Berlin – Am Centrum für Muskuloskeletale Chirurgie der Charité – Universitätsmedizin Berlin können Patienten, die große Knochendefekte haben, mit einer individuell angefertigten Titannetzwerkstruktur, einem sogenannten Titan Mesh Scaffold, versorgt werden. Diese neue Generation von Knochenimplantaten fördert eine effektive Heilung.

Hierfür wird ein dreidimensionaler Datensatz des betroffenen Knochens und des Defekts mittels Computertomografie erstellt. Mit einer speziellen Lasertechnik kann daraufhin der entsprechende Titan Mesh Scaffold im 3D-Druckverfahren individuell für den jeweiligen Patienten angefertigt werden. Während der OP wird dieser passgenau in den Knochendefekt eingesetzt. Insgesamt 19 Patienten sind bisher an der Charité mit einem derartigen Implantat versorgt worden, mit zukunftsweisenden Ergebnissen, wie die Mediziner der Charité mitteilen.
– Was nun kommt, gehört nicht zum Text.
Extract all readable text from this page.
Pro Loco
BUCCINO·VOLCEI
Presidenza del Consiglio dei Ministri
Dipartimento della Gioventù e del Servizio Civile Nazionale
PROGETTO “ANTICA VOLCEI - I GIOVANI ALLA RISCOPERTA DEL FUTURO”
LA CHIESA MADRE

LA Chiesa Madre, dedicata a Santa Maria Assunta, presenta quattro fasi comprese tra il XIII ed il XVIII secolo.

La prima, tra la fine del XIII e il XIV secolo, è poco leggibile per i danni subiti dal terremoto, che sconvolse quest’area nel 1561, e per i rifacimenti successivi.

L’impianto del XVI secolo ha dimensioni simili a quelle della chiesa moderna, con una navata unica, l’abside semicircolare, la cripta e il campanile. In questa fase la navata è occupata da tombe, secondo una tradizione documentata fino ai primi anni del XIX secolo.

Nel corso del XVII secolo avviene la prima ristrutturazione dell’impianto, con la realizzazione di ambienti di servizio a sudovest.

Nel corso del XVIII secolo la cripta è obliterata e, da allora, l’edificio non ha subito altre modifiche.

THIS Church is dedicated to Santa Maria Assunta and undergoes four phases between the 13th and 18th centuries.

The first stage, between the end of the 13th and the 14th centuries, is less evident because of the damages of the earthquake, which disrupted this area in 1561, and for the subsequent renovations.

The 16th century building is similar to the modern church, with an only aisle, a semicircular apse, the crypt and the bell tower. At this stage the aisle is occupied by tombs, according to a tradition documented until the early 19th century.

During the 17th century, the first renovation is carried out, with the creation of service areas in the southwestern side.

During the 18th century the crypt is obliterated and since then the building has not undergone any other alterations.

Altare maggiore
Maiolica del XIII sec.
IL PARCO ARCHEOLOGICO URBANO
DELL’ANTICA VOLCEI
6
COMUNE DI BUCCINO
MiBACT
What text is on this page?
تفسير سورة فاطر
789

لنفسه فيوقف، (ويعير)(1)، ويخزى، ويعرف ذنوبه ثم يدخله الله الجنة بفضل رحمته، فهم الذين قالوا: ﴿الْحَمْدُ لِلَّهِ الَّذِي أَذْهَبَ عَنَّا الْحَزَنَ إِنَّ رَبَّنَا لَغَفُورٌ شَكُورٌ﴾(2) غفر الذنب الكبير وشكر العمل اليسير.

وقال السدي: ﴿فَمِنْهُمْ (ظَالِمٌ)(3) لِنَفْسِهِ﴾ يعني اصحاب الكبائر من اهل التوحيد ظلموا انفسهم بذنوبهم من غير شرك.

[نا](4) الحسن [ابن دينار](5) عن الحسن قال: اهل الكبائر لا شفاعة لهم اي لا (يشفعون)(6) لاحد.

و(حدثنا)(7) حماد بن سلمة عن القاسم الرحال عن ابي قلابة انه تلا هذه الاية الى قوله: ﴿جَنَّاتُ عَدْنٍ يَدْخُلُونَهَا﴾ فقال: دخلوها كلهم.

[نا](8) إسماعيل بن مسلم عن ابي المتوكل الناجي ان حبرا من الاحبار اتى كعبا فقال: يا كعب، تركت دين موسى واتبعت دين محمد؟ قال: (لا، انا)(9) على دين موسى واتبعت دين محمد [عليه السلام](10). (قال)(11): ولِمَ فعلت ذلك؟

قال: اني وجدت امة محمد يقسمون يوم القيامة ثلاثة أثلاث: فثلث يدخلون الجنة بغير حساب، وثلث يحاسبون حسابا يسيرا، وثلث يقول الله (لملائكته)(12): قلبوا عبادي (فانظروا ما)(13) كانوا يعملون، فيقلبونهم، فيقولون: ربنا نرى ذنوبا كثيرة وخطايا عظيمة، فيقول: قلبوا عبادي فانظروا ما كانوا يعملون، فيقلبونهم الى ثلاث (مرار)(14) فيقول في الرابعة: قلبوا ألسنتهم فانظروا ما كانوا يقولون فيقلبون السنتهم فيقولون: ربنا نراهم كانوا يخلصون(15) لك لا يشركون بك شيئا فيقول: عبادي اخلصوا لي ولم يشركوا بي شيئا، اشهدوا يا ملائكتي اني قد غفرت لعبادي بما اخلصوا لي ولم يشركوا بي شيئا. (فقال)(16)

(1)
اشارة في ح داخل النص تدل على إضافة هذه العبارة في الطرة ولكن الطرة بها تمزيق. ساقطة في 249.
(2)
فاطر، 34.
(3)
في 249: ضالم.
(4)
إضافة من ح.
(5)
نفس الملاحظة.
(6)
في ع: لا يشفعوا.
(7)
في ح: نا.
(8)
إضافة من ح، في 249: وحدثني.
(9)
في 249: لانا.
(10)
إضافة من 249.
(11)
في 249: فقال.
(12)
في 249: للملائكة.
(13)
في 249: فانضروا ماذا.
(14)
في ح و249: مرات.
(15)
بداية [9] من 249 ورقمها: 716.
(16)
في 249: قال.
Um die Knochenheilung anzuregen, wird der Titan Mesh Scaffold zusätzlich mit körpereigenem Knochen, Wachstumsfaktoren und Knochenersatzmaterial gefüllt. Ob das Design der Titannetzwerke daneben auch mechanisch optimiert und der Heilungsprozess weiter angeregt werden kann, hat ein interdisziplinäres Team um Dr. Anne-Marie Pobloth vom Julius Wolff Institut der Charité geprüft. „Wir haben zunächst am Computermodell ein Scaffold in standardisierter Größe mechanobiologisch weiterentwickelt. Anschließend konnten wir im Großtiermodell den tatsächlichen Einfluss auf die Knochenheilung untersuchen“, erklärt die Fachtierärztin. Der weiterentwickelte Scaffold besteht aus einer sich wiederholenden honigwabenartigen Struktur, die das Einwachsen von Knochengewebe durch Kanäle noch besser leiten soll. Variierende Durchmesser im Inneren der Konstruktion sorgen für unterschiedliche Festigkeitsoptionen. „Es hat sich gezeigt, dass weiche Implantate, die in Kombination mit einem klinisch anerkannten Plattensystem eine höhere mechanische Stimulation der Knochenheilung zulassen, bereits nach drei Monaten auf Röntgenaufnahmen eine schnellere Knochenbildung abbilden als die härteren Varianten“, sagt Unfallchirurg PD Dr. Philipp Schwabe.